In our quest to spot wild orangutans in Borneo we somehow ended up being invited to stay at a traditional Iban longhouse by the village chief. His wife promptly whipped out a mattress and mosquito net, then we spent the evening watching Malaysian soaps on their cable TV and drinking rice wine with the whole family. The next night was even more unusual as we ended up sleeping under the stars in the nearby national park with our new Malaysian friends – a bat even crash-landed on our bed! You can read the full story here.

Iban Longhouse, Batang Ai, Borneo

Our hobbit home in Maine, USA

We were road-tripping through a glorious New England fall when we rocked up at this rustic wood cabin in Belfast, Maine. A cross between a hobbit home and the setting for a horror movie, the house was handmade by the owner’s grandfather and set in the middle of the forest.

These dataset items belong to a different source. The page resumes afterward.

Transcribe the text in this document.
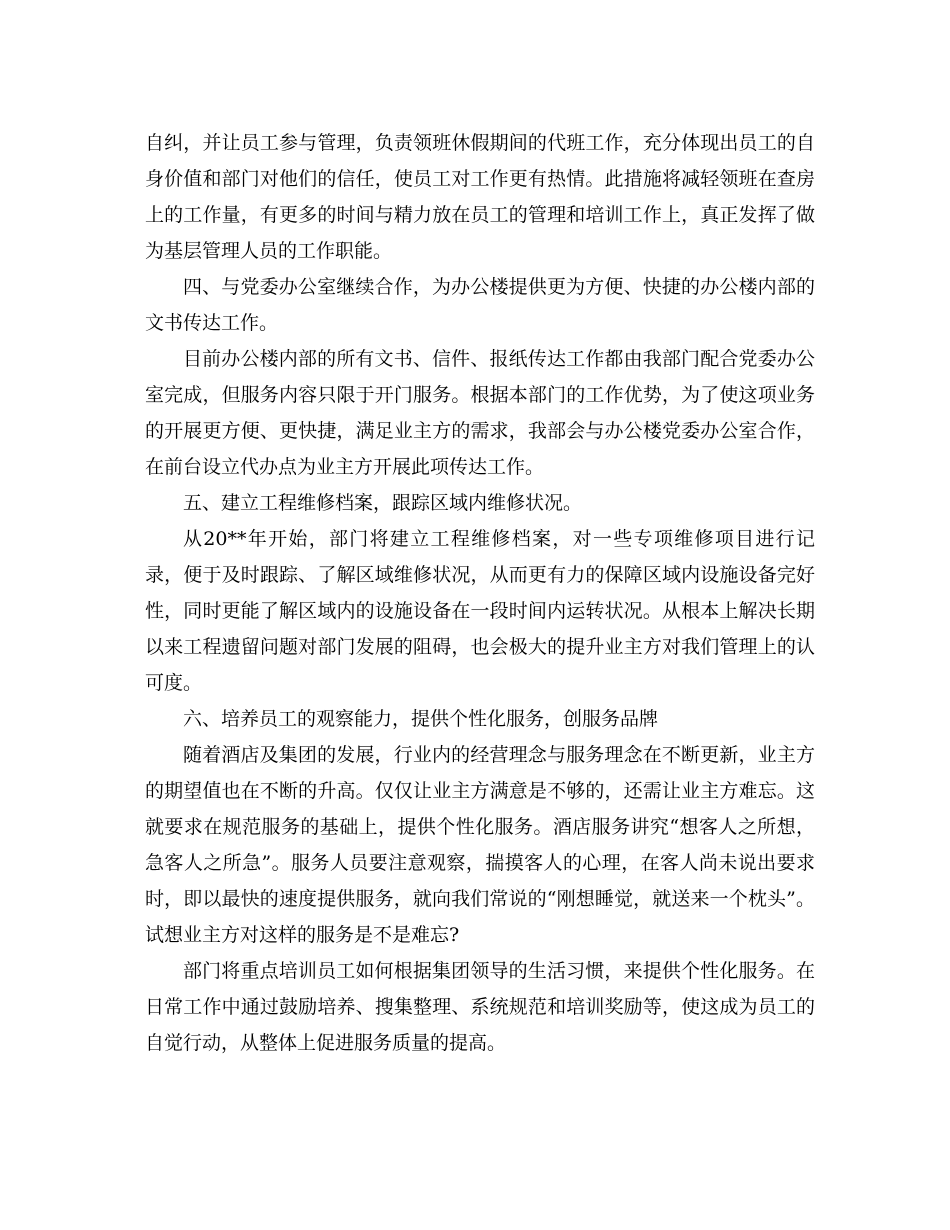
自纠，并让员工参与管理，负责领班休假期间的代班工作，充分体现出员工的自身价值和部门对他们的信任，使员工对工作更有热情。此措施将减轻领班在查房上的工作量，有更多的时间与精力放在员工的管理和培训工作上，真正发挥了做为基层管理人员的工作职能。

四、与党委办公室继续合作，为办公楼提供更为方便、快捷的办公楼内部的文书传达工作。

目前办公楼内部的所有文书、信件、报纸传达工作都由我部门配合党委办公室完成，但服务内容只限于开门服务。根据本部门的工作优势，为了使这项业务的开展更方便、更快捷，满足业主方的需求，我部会与办公楼党委办公室合作，在前台设立代办点为业主方开展此项传达工作。

五、建立工程维修档案，跟踪区域内维修状况。

从20**年开始，部门将建立工程维修档案，对一些专项维修项目进行记录，便于及时跟踪、了解区域维修状况，从而更有力的保障区域内设施设备完好性，同时更能了解区域内的设施设备在一段时间内运转状况。从根本上解决长期以来工程遗留问题对部门发展的阻碍，也会极大的提升业主方对我们管理上的认可度。

六、培养员工的观察能力，提供个性化服务，创服务品牌

随着酒店及集团的发展，行业内的经营理念与服务理念在不断更新，业主方的期望值也在不断的升高。仅仅让业主方满意是不够的，还需让业主方难忘。这就要求在规范服务的基础上，提供个性化服务。酒店服务讲究“想客人之所想，急客人之所急”。服务人员要注意观察，揣摸客人的心理，在客人尚未说出要求时，即以最快的速度提供服务，就向我们常说的“刚想睡觉，就送来一个枕头”。试想业主方对这样的服务是不是难忘?

部门将重点培训员工如何根据集团领导的生活习惯，来提供个性化服务。在日常工作中通过鼓励培养、搜集整理、系统规范和培训奖励等，使这成为员工的自觉行动，从整体上促进服务质量的提高。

It had a wood burning stove, old piano, an overgrown garden and to add to the sense of isolation, no wifi. Minus the freezing cold Maine temperatures, we loved our stay in this quirky, rustic getaway.

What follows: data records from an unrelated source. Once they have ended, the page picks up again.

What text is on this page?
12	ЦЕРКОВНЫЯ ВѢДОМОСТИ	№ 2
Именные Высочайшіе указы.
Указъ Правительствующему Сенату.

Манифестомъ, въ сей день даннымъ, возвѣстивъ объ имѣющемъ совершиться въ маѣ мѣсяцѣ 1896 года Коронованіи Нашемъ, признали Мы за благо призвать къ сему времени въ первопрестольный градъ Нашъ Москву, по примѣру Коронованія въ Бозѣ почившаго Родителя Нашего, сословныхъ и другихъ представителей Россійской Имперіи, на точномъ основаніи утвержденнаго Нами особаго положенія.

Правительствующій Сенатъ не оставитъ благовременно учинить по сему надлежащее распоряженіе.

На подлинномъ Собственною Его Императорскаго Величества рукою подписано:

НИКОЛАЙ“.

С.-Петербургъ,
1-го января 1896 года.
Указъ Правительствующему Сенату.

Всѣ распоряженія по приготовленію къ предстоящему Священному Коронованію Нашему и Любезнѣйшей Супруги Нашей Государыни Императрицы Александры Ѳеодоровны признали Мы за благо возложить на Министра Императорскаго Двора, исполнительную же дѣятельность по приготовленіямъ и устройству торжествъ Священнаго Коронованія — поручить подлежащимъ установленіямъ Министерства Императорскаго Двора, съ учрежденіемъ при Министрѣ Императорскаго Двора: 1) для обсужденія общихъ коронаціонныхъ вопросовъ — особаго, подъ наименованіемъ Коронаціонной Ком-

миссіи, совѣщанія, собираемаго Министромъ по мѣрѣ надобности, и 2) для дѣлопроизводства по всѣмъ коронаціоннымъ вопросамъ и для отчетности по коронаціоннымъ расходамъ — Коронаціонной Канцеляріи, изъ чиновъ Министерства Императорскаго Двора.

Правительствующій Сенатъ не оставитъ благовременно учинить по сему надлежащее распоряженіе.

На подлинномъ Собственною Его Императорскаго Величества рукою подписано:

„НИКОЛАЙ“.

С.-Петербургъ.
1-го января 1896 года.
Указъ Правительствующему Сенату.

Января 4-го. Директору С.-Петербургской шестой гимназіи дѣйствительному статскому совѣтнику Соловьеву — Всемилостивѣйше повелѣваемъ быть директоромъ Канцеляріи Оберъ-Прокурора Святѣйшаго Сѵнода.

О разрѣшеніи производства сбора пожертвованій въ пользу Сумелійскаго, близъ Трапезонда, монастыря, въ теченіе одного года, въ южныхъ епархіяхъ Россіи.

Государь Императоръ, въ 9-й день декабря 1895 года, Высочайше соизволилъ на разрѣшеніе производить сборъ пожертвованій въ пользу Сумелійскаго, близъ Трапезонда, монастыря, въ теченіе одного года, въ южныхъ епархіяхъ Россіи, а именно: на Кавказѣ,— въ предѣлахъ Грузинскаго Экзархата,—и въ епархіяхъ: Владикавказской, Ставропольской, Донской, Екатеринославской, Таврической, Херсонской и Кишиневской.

Creepy Cabin in the Woods, Belfast, Maine

A Sri Lankan jungle hideaway

Imagine being greeted by dozens of cheeky macaques peering in the window of your hotel. That’s what we got when we arrived at our over-the-water jungle villa in Sri Lanka. This boutique resort in Dambulla featured just five unique villas designed by one of the country’s most famous artists, Laki Senanayake. The huge panoramic windows made us feel at one with nature and we were able to watch monkeys play and spot fireflies from the comfort of our bed.

The Everest Base Camp tea houses

One of the most brutal things about our Everest Base Camp trek was the tea houses. They may have only cost $2 per night, but they were basically made of plywood so I froze in the sub-zero temperatures and was kept awake by the snores of other trekkers through the paper-thin walls. That’s not to mention the lack of showers and occasional outdoor squat toilet we endured. Most of our evenings were spent drinking tea in the dining rooms, which usually had a stove powered by yak shit, to keep warm – it was all part of the adventure!

Namche Bazaar, the main town on the Everest Base Camp Trek

A London pig sit

We always like to house sit in London during summer trips to the UK, because it’s the only way we can afford to stay in our beloved capital. This year, we landed an incredible sit in a beautiful west London home that we’d never in a million years be able to afford in real life. As well as getting to look after three delightful dogs and two cats, we had our own huge pair of Kune Kune New Zealand pigs in the back garden! It was lovely to wake up to a prod from the cat and the snorts of Snout and Crackling every morning.

Snout and Crackling, pet pigs we looked after in London

What’s the most unusual place you’ve stayed in while travelling?